Posen: central banks should up bond buys
THE EUROPEAN Central Bank (ECB) upped its purchases of peripheral Eurozone debt last week, but bought less than many analysts expected.
The ECB announced that it bought €7.986bn (£6.888bn) in the week to 18 November.
With the single currency area’s government debt crisis rolling on, the ECB now holds €194.5bn of debt.
Yet dovish Bank of England official Adam Posen yesterday called for the ECB, and the Federal Reserve in America, to splash out on government bonds in a bid to stimulate the recovery.
“They should buy significant quantities of government securities to help push down long term interest rates and encourage investment,” Posen said in the International Herald Tribune.
“In my opinion we can go further,” he added. “Central banks and governments can engage in forms of coordinated action that will target the burden of past debts that is hanging over the global economy.”
Posen, an American academic on the Bank of England’s Monetary Policy Committee, has long called for more quantitative easing in the UK.

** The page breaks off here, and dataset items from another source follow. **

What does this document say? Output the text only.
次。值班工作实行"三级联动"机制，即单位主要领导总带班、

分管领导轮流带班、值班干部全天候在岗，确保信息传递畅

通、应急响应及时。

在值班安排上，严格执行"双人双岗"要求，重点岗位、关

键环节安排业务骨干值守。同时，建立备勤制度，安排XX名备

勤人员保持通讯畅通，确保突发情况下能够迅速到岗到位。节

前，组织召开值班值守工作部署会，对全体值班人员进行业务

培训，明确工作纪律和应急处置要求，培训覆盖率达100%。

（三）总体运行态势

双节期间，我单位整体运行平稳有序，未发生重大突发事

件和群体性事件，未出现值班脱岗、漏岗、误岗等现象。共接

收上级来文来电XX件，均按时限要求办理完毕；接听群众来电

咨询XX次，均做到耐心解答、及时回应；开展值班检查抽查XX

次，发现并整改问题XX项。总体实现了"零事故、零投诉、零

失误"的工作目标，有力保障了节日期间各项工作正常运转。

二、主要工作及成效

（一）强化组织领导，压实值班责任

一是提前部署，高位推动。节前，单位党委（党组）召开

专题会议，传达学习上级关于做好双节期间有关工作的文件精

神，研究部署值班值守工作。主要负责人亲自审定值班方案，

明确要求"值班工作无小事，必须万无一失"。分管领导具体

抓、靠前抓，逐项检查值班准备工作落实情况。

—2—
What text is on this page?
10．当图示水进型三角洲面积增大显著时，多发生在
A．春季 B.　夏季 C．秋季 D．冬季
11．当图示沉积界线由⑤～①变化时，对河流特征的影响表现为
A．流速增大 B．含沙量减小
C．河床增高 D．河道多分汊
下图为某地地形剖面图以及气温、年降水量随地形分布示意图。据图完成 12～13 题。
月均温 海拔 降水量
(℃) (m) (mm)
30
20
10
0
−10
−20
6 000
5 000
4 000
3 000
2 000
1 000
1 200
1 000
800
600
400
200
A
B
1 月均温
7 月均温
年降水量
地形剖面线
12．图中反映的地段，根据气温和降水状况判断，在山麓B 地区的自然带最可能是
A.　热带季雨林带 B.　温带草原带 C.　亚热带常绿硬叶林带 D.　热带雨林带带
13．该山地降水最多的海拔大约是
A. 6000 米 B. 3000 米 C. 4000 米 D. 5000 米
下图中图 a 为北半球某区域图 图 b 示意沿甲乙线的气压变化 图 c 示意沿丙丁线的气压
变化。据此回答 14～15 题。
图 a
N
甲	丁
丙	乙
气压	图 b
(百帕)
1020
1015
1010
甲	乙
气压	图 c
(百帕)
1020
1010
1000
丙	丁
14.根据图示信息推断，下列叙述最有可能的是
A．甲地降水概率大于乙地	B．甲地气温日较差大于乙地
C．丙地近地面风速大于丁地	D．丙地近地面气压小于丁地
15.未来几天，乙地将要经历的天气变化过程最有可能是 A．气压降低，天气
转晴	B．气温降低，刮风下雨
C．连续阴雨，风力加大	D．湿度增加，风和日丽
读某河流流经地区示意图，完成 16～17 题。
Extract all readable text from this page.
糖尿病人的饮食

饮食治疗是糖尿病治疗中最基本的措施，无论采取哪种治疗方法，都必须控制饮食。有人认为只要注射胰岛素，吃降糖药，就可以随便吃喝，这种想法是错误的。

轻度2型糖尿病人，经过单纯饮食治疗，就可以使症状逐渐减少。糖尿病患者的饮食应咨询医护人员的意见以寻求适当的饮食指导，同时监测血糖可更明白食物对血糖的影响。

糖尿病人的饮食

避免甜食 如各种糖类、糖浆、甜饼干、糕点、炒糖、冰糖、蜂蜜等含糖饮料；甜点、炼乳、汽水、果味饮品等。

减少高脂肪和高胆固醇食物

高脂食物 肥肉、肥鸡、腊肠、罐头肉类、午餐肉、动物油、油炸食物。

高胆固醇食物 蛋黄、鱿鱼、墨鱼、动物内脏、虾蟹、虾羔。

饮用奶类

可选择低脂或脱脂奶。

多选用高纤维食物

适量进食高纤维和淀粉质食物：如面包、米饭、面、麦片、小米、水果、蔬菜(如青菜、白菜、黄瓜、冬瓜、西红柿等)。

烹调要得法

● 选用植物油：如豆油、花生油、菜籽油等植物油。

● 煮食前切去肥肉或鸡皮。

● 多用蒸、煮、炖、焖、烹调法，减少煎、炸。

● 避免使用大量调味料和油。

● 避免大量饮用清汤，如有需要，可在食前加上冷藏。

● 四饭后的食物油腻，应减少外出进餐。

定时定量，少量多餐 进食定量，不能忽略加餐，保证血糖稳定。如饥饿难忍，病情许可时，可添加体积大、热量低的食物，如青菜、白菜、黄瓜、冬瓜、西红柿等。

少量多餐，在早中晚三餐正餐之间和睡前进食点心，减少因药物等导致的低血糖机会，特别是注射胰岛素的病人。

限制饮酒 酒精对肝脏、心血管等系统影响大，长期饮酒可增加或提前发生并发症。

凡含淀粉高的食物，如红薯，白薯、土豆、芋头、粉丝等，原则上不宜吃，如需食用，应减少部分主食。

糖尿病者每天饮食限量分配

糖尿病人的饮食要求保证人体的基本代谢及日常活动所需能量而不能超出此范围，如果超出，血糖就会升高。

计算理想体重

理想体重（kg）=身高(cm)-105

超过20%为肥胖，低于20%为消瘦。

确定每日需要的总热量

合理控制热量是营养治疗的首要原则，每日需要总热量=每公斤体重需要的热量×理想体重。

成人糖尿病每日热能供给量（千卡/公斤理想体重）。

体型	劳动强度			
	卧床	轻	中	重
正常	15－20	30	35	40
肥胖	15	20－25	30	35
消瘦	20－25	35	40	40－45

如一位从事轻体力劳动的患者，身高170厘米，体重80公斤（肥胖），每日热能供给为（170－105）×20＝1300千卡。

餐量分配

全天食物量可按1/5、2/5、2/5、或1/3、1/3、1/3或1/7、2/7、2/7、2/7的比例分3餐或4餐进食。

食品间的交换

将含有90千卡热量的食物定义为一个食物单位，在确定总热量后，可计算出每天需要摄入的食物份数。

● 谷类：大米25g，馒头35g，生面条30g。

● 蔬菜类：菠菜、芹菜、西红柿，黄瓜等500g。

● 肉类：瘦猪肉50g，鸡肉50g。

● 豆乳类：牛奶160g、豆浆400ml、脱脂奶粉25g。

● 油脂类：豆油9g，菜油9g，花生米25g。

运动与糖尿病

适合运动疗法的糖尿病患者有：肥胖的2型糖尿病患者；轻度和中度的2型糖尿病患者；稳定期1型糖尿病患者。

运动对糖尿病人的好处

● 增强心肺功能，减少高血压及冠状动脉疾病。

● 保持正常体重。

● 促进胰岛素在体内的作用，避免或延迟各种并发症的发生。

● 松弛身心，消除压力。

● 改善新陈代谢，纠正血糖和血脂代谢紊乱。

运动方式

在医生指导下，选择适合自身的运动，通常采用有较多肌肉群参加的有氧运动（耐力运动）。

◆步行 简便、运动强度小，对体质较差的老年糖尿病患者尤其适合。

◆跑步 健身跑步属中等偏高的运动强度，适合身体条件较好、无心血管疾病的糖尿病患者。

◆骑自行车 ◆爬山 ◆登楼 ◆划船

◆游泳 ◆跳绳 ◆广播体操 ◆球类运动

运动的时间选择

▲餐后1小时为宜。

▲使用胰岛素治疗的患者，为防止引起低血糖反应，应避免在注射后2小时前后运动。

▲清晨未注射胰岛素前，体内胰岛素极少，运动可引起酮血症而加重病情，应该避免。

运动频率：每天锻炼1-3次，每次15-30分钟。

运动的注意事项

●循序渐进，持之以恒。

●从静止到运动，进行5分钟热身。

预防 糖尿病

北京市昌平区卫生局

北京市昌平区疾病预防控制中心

Senior official Ewald Nowotny said the ECB would not start printing more money, however. “In this simple form, of course not,” he said, although admitted that the role of the ECB was under discussion.
Posen’s advice could not have contrasted more sharply with a vicious attack on the “toxic” debt-buying by German conservative Alexander Dobrindt at the weekend.
“I find it dubious that the [ECB] is always buying new sovereign bonds from indebted states,” he said.
“He who covers himself with rotting paper eventually ends up with a toxic shock,” added Dobrindt, whose party is the Bavarian variant of Chancellor Angela Merkel’s Christian Democrats and one of three in her centre-right coalition.